At a forum side event in mid-April, Littlechild explained that he once heard an old man speak his language. The elder was one of the last surviving holders of his language. So, when the old man died two years later, the language died with him.
The story was meant to be a warning. Littlechild did not want anyone else to experience the weight of losing language after hearing some of its final breaths.
Daanis Pelletier, an Anishinaabe youth and food sovereignty advocate, listened closely to Littlechild. The story deeply moved Pelletier, and she took it back home to Fort William First Nation.
Pelletier, who is 19 and a student at Lakehead University, is now planning to learn her own language, Anishinaabemowin.
Pelletier has a strong mentor in Cassandra Spade, an Anishnaabemowin language learner and teacher. She co-leads Gaa-Minwaajindizowaaj, a grassroots organization that Spade and her family created to foster culture and language revitalization.
Spade was part of the same delegation as Pelletier, who travelled to the permanent forum earlier in April, supported by the International Committee for the Indigenous Peoples of the Americas (INCOMINDIOS). The organization campaigns for the rights of Indigenous Peoples worldwide with a focus on nations within the Americas.
Alongside Spade and Pelletier were two other youth and other Indigenous advocates. The delegation spent the week engaging in the plenary sessions, speaking on civil society panels around the city, and even meeting with Gary Anandasangaree, minister of Crown-Indigenous Relations, on language and youth concerns.
Spade mentored the young people. She taught them how to make recommendations on the plenary floor, coached them on public speaking and answered questions about UN processes.
Spade knows what it’s like to be wide-eyed and overwhelmed by the permanent forum. In 2019, she was selected to attend during the year of Indigenous languages, which continues to be Spade’s main advocacy focus.
She had no idea how the UN worked that first year. Nonetheless, she felt connected to the diversity of regalia and power displayed by Indigenous nations worldwide.
“You quickly realize, although you come from different regions and the distance may be vast, the issues are very similar,” she told Canada’s National Observer.
“So you can work together to address the harms that exist in the world,” she said of the global Indigenous movement at the UN.
Spade encourages Indigenous youth interested in the United Nations to seek out scholarships and organizations. Spade also calls on First Nations and other organizations to create opportunities for youth to attend the permanent forum.
Back in Fort William, Pelletier was already thinking about how she could infuse her food sovereignty work and language revitalization.
Her nation has a tradition of making maple syrup, but the practice once went dormant. It returned when she was a child, and Pelletier was raised working in the community maple stand that supplies syrup for the whole community.
“It was our form of self-determination,” she said. “There was no leader, as a group we always worked together.”
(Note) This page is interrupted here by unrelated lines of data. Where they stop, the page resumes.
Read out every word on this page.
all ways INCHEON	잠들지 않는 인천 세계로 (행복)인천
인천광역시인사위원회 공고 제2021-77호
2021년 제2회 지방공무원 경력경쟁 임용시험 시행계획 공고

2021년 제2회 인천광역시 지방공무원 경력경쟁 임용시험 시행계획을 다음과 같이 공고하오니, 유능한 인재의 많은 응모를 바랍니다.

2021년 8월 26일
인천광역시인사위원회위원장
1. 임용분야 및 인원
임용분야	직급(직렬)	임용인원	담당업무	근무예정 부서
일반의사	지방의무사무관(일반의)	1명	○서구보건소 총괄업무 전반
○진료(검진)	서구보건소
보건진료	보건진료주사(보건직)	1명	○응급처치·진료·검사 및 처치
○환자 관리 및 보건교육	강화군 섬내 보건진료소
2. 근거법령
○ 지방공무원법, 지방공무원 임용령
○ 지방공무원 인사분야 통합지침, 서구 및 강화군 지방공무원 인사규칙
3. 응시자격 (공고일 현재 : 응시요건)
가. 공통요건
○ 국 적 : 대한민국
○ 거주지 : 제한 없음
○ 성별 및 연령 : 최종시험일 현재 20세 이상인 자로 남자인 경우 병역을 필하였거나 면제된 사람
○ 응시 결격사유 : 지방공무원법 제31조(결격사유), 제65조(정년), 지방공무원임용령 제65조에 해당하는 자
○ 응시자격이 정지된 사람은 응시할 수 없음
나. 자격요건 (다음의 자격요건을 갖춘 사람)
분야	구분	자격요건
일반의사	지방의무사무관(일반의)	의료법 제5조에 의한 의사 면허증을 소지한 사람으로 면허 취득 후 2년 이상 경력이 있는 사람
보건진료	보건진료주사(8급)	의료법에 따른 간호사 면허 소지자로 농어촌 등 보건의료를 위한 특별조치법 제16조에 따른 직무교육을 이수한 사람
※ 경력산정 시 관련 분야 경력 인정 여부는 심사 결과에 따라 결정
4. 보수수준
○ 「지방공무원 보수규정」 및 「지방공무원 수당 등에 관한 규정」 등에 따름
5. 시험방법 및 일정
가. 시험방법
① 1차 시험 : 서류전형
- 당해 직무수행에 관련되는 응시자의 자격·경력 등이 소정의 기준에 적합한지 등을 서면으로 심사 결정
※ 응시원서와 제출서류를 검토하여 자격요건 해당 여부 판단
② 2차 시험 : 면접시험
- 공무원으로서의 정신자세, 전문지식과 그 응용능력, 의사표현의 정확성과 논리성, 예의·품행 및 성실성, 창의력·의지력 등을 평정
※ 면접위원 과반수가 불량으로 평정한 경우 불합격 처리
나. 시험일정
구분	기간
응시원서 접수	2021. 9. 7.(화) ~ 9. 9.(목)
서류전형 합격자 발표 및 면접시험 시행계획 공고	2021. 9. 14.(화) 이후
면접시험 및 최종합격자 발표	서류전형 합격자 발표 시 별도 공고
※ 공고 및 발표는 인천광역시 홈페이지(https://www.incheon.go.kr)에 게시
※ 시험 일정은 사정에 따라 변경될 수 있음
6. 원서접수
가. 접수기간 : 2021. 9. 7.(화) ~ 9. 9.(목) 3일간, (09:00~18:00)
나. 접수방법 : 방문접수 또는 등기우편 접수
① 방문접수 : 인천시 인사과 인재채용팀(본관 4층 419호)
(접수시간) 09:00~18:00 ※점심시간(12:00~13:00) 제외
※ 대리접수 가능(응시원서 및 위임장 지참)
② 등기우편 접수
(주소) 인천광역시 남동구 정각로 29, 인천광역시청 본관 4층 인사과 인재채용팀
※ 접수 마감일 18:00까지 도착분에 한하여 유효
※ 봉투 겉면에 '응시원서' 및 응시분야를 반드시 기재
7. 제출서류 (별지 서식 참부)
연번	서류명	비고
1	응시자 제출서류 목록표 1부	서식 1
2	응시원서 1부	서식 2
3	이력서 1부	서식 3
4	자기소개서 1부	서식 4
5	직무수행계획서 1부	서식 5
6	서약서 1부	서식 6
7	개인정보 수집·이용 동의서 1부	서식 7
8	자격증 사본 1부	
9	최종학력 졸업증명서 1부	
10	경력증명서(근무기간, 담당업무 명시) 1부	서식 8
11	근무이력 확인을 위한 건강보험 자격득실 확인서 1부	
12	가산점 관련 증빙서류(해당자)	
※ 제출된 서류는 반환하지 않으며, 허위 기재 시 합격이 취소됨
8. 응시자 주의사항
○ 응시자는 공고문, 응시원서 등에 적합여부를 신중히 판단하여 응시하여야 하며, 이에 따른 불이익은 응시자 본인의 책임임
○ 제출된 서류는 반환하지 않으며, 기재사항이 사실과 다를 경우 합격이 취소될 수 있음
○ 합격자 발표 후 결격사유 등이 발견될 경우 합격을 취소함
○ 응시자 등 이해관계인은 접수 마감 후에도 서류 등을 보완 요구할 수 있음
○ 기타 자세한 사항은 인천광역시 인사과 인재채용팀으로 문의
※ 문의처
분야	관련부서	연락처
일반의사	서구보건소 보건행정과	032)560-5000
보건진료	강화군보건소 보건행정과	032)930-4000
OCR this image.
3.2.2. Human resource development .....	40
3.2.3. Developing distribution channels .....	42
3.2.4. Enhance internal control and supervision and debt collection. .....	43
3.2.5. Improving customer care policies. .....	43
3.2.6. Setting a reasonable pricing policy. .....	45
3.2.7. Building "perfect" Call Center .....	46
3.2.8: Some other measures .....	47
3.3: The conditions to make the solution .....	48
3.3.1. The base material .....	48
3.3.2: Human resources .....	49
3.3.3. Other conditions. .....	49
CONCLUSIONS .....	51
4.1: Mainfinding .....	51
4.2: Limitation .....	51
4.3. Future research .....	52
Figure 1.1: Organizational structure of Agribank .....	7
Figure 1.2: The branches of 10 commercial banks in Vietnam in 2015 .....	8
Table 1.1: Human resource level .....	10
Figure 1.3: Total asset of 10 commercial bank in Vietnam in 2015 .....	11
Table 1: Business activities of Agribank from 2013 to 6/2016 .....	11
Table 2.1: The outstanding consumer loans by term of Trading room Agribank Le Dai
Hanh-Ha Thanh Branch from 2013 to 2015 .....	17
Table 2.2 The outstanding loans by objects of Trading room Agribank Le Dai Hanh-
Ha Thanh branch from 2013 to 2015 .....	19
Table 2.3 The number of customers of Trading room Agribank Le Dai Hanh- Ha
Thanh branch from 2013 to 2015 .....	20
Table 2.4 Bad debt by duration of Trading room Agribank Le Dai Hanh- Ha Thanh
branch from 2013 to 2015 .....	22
It was a way for the community to decolonize by creating an equal and democratic operation where children, elders and even the trees were given as much of a voice as the adults, Pelletier explained.
“It’s important to uphold and preserve all that traditional knowledge, and for me, it's important to pass them on to future generations,” she said.
Now, after her experience at the United Nations, Pelletier understands that her work on the land is a form of advocacy. She wants to work with Spade on teaching youth how to harvest in the sugarbush while immersing the students in Anishinaabemowin.
It’s why Spade and Pelletier think youth must be more involved in the conversation, particularly at the United Nations level.
“Youth aren’t the future. We are the now,” Pelletier said.